Making her opening statement, counsel to the inquiry Ms Blackwell set out the stages of police planning which led up to Mr Baker's death.

She explained that following an aborted attempt to free Mr Eren from custody in October that year, police intelligence records stated that any future escape plan would be "firearms enabled".

Ms Baker told the inquiry that policing experts were "of the view that the use of the term was not helpful".

"It would have reinforced the view of all involved that those planning the escape attempt had access to some sort of firearm or firearms, which indeed they did have, but in addition that the firearms were live firearms, with the enabling ability to kill or cause serious injury," she said.
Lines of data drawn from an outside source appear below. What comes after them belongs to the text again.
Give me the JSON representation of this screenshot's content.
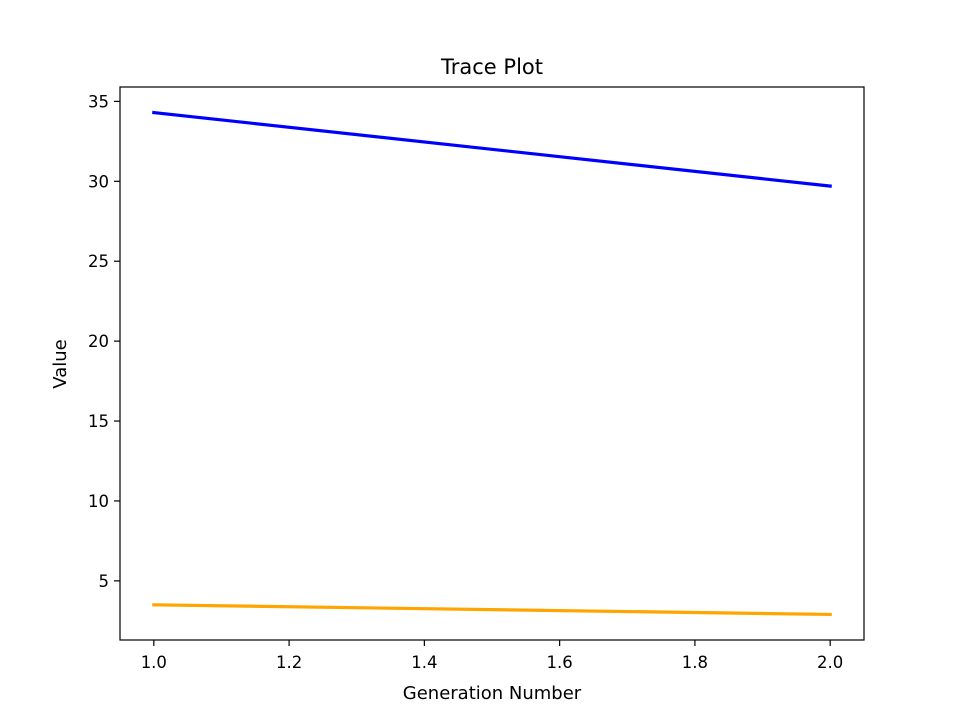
{
  "chart_data": {
    "type": "line",
    "title": "Trace Plot",
    "xlabel": "Generation Number",
    "ylabel": "Value",
    "xlim": [
      0.95,
      2.05
    ],
    "ylim": [
      1.3,
      35.9
    ],
    "xticks": [
      1.0,
      1.2,
      1.4,
      1.6,
      1.8,
      2.0
    ],
    "xtick_labels": [
      "1.0",
      "1.2",
      "1.4",
      "1.6",
      "1.8",
      "2.0"
    ],
    "yticks": [
      5,
      10,
      15,
      20,
      25,
      30,
      35
    ],
    "ytick_labels": [
      "5",
      "10",
      "15",
      "20",
      "25",
      "30",
      "35"
    ],
    "grid": false,
    "legend": "none",
    "x": [
      1,
      2
    ],
    "series": [
      {
        "color": "#0000ff",
        "values": [
          34.3,
          29.7
        ]
      },
      {
        "color": "#ffa500",
        "values": [
          3.5,
          2.9
        ]
      }
    ]
  }
}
The inquiry also heard intelligence up to the morning of the shooting suggested the gang were having trouble sourcing a real gun and had failed to do so.

There was nothing to suggest those behind the plot were routinely armed, although the mastermind Ozcan Eren was said to sometimes carry a pistol with him for protection, the inquiry was told.

Serco staff in the van were also not told about the police plan and Mr Eren would have been raised from a category B prisoner to category A if they had known, Ms Baker said.

The inquiry, which is being held at the International Dispute Resolution Centre in central London, continues.